On peut donc se demander dans quelle mesure la promotion a contrario (par la provocation) d’une politique d’ordre moral ne constitue pas un élément d’une stratégie de création d’une extrême-droite occidentale chargée – selon la recette « Nuit des Longs Couteaux » – de discipliner/neutraliser la contestation d’une classe moyenne tentée par le socialisme national, tout comme le petit-bourgeois allemand précarisé des années 1920 se reconnaissait dans le radicalisme social d’un Röhm, en qui il devait plus tard découvrir un infâme conspirateur pédéraste.
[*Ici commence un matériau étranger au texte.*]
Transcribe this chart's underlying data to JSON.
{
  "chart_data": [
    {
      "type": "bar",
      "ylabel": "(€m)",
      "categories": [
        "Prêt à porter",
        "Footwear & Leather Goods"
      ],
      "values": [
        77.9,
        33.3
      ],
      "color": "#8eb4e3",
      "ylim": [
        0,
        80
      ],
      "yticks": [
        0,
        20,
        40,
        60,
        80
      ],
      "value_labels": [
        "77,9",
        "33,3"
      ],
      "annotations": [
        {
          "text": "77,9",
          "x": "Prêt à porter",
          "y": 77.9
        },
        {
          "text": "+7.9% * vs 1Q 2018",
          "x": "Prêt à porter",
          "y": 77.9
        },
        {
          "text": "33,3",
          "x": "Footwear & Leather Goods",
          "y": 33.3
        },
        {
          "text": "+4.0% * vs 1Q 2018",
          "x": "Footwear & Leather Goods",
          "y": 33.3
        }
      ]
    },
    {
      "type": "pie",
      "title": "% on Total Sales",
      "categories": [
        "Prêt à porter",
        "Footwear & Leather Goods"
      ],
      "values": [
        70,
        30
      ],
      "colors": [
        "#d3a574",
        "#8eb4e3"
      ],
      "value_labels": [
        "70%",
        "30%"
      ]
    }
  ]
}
A la périphérie, en revanche, le rôle à long terme de l’extrême-droite LGBT ressemble plus à celui des extrême-droites ethnicistes dont l’Empire facilite parallèlement l’apparition dans ces mêmes pays : un rôle de diviseur et de repoussoir, fondant a contrario la légitimité et la stabilité de régimes compradores plus ou moins autoritaires politiquement, mais économiquement libéraux et sans appétences impériales (à la Pinochet ou Franco 2ndepériode).
Quoi qu’il en soit, le présupposé que ces analyses confirment par-delà les questions laissées ouvertes, et quelque soit la réponse que risque de leur apporter l’histoire, c’est que, des deux côtés de l’Europe, l’activisme LGBT ne sert pas les intérêts bien compris de la « population homosexuelle », et tend même à les desservir – ce qui, au fond, n’a rien de surprenant, pour peu qu’on consente à se souvenir que les structures chargées de l’exercice de cet activisme ne sont en rien représentatives de ladite population, ni d’ailleurs mandatées – sous quelque forme que ce soit – par cette dernière.